In Utah, there is one generation per year. Eggs are deposited in late summer and early fall and overwinter under the female scale. Estimates of egg production range from 40 to 150 eggs per female. Egg hatch begins in late May or early June and continues for about two weeks. The newly-hatched, tiny white to light yellow nymphs are called "crawlers" and have functional legs. They move about over the bark for a short period of time, and eventually insert their long, thin mouthparts into the host plant, and begin to secrete the protective waxy coating, taking on the "oystershell" appearance as they go through successive molts and growth. There they will remain for the rest of their lives.


  • Branch dieback
  • Loss of plant vigor
  • Chlorotic (yellow) and abnormally small foliage


Monitoring is important to identify when crawlers are active. Ways to monitor include:

  • Wrapping a piece of double-sided sticky tape around an infested twig in mid-May. The tape should be checked with a magnifying lens every other day for the presence of crawlers.
  • Hold a piece of white paper or a white pan under the branches and tap the branches with a stick. Any crawlers can be seen with a magnifying lens on the white surface.

In some cases, heavy accumulations of scale can be removed from the bark with a stiff scrub brush or a plastic scrub pad.

Natural enemies of oystershell scales may provide some degree of control. These include certain species of lady beetles (such as twice-stabbed and sevenspotted), parasitic wasps (Aphytis mytilaspidis and Encarsia citrina), and predatory mites (in the genera Neophyllobius and Rhyzobius).

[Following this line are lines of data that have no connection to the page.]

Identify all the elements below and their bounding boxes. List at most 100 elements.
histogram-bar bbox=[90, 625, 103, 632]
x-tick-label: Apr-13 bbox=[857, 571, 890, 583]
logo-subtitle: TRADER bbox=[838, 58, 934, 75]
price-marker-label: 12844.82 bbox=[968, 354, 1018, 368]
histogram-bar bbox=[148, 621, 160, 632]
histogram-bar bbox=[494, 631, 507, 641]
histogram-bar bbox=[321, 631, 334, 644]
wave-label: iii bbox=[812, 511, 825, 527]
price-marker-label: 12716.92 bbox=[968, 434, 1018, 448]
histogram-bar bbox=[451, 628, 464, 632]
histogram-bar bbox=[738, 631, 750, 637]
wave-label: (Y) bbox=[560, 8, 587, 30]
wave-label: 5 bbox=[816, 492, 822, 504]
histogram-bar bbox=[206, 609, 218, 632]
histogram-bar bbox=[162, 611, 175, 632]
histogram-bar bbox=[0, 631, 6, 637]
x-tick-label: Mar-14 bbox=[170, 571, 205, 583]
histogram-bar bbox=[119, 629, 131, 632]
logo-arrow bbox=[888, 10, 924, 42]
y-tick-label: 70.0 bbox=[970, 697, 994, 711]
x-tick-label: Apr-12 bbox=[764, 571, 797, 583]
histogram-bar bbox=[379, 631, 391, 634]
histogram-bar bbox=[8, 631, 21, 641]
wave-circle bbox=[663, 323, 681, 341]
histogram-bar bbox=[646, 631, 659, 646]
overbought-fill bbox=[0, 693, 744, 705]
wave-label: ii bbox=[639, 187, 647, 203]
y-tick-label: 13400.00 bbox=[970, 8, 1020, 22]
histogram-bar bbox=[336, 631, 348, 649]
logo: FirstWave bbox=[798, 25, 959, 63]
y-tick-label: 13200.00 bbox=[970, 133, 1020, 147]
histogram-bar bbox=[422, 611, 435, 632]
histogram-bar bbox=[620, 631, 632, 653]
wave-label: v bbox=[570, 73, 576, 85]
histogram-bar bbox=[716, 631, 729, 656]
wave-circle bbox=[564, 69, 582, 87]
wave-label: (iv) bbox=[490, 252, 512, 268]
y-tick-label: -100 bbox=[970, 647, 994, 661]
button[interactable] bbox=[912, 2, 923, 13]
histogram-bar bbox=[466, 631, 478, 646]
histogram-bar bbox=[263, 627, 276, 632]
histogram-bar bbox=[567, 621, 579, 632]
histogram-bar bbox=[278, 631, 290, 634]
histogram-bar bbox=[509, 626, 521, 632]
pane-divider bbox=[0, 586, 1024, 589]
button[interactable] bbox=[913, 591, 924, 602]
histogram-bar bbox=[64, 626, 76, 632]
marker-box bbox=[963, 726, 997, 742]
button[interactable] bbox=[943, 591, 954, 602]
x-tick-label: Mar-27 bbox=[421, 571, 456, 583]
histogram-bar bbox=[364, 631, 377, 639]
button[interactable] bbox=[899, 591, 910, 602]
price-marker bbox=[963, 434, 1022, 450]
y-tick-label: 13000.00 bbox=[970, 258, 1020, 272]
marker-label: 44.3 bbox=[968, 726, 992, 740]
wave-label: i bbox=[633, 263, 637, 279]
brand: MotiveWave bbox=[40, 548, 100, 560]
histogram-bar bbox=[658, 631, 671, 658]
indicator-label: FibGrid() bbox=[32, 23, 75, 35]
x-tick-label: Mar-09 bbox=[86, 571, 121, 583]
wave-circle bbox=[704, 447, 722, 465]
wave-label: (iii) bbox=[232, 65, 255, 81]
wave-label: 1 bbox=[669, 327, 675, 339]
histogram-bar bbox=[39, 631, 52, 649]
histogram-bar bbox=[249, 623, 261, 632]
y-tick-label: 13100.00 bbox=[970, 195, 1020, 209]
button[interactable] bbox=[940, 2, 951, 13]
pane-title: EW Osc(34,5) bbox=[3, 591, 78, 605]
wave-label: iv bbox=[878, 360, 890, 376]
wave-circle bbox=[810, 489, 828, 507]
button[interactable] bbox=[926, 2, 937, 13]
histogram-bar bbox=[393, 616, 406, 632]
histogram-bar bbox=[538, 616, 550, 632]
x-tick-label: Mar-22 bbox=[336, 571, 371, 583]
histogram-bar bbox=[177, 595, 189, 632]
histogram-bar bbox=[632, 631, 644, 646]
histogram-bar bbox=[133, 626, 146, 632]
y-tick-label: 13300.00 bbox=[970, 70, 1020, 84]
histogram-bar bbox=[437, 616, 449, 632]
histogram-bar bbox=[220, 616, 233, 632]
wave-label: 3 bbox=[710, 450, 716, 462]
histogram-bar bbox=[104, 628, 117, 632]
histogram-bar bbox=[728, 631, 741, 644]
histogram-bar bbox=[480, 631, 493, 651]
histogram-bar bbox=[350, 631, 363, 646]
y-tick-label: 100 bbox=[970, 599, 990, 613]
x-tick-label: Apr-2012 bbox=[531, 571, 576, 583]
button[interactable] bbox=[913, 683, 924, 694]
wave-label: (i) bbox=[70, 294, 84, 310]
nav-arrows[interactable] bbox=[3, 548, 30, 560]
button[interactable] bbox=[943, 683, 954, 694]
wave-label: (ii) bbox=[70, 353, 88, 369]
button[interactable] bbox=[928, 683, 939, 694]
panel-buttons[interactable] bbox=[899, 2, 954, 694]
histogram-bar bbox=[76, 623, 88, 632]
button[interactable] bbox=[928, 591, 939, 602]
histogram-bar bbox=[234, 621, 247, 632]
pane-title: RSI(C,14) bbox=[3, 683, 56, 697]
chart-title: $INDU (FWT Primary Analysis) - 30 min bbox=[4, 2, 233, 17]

Oystershell scales are most susceptible to insecticides during the crawler stage.  

Residential options include: pyrethroids, insecticidal soap, horticultural oil, or Safari

Commercial oprions include: abamectin, buprofezin, pyriproxyfen, dinotefuran, spirotetramat,  oils

Merit and its generics (imidacloprid) are not effective on armored scales.

Precautionary Statement: Utah State University and its employees are not responsible for the use, misuse, or damage caused by application or misapplication of products or information mentioned in this document. All pesticides are labeled with ingredients, instructions, and risks, and not all are registered for edible crops. “Restricted use” pesticides may only be applied by a licensed applicator. The pesticide applicator is legally responsible for proper use. USU makes no endorsement of the products listed in this publication.